Chems-eddine Hafiz : Le sujet de la souffrance est central. Tout le monde cherche à la diminuer ou à y mettre fin, et certains la conçoivent avec l’euthanasie. En tant que musulmans, comment pouvons-nous réduire voire faire disparaître la souffrance ? Notre religion interdit sans équivoque le suicide. Dieu nous a donné la vie et décide du moment où il la reprend. Comme croyants, nous nous en remettons à lui et dans la confiance que nous avons placée en lui pour réduire au maximum nos souffrances. Nous espérons sa miséricorde.

Éric de Moulins-Beaufort : Peut-être faut-il distinguer souffrance et douleur. La douleur, c’est la réaction du corps et du psychisme à ce qu’on subit. Sur ce plan, la médecine a fait d’énormes progrès. C’est pour cela que nous réclamons un développement réel des soins palliatifs, qui sont, comme le dit le grand rabbin, des soins d’accompagnement. Dans les structures où ils sont mis en œuvre, on a les moyens de prendre en charge la douleur. Cette culture doit davantage être diffusée, y compris chez les soignants.

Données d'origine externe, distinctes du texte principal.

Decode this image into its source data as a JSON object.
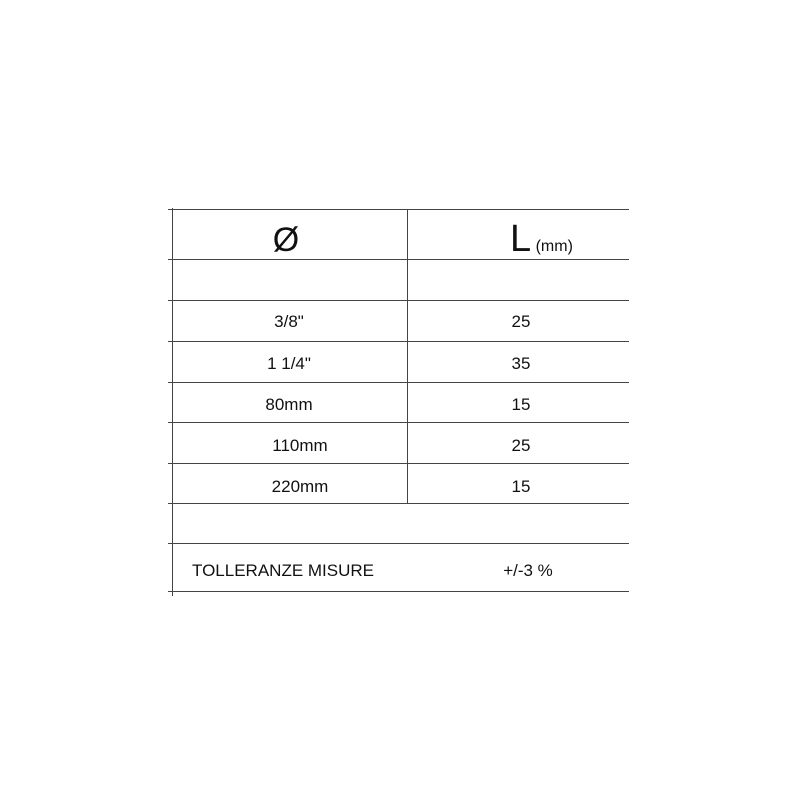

D’un autre côté, il y a la souffrance liée à l’angoisse devant la mort. Personne ne sait ce qu’est mourir. On ne revient pas ici-bas pour le raconter…

En ayant l’ambition de tout maîtriser, y compris sa mort, tout le projet humain se trouverait bouleversé

Haïm Korsia : Ah ? Donc vous attestez, monseigneur, que personne n’est revenu, trois jours après sa mort, pour le raconter ? Je le note !

Éric de Moulins-Beaufort : Nous connaissons bien quelqu’un qui en est revenu en effet [Jésus-Christ], nous croyons à la résurrection ! Mais le Christ est revenu nous raconter ce que c’est que vivre, et non pas ce qu’est mourir ! Il ne faut pas se leurrer : la souffrance devant le fait qu’il faut partir, que des relations vont être rompues, ne peut être supprimée. Il existe différentes manières de surmonter cette angoisse. La foi peut y aider mais ne l’annulera pas. N’espérons pas que des solutions techniques résolvent ce problème de fond : cela ne fera que déplacer le curseur à un autre moment.

Haïm Korsia : C’est la souffrance psychique face à l’inconnu… car pour la douleur, l’idée que personne ne devrait souffrir est intégrée depuis la loi de 2005, qui s’oppose à l’acharnement thérapeutique. Parce qu’on n’a pas mis en place les structures pour accompagner cela, on en arrive à dire : il faut abréger la vie. La question de Mgr de Moulins-Beaufort est juste : à quel moment l’interrompre pour s’épargner cette angoisse de la mort ? En ayant l’ambition de tout maîtriser, y compris sa mort, tout le projet humain se trouverait bouleversé. C’est une rupture anthropologique. Cette expérience de l’inconnu et ce partage de l’accompagnement sont indispensables. Des centres de soins palliatifs, tels que Jeanne-­Garnier ou Cognacq-Jay à Paris, offrent ce temps avec les encadrants, la famille, les cultes. Malheureusement, ce n’est pas le cas partout.

Certains malades incurables qui ont choisi un décès anticipé en retirent de la sérénité. L’acceptation de la mort n’est-elle pas au cœur du débat ?
Chems-eddine Hafiz : L’homme n’est plus au centre de nos préoccupations. Nous sommes trop enfermés dans des démarches individualistes, des parcours égoïstes. Dans les films que je regardais, enfant, on voyait le curé arriver et accompagner le dernier souffle du mourant. Aujourd’hui, on meurt dans les hôpitaux, pratiquement seul. En cela, la parole des religions est importante. Il faut redonner une place prépondérante à la famille, à l’entourage afin que la personne qui va mourir accepte sa souffrance et son départ imminent. Entourée de cette affection, elle va pouvoir passer ce moment qui demeure extrêmement difficile, car on ne sait pas quand il va se produire ni ce que nous allons rencontrer.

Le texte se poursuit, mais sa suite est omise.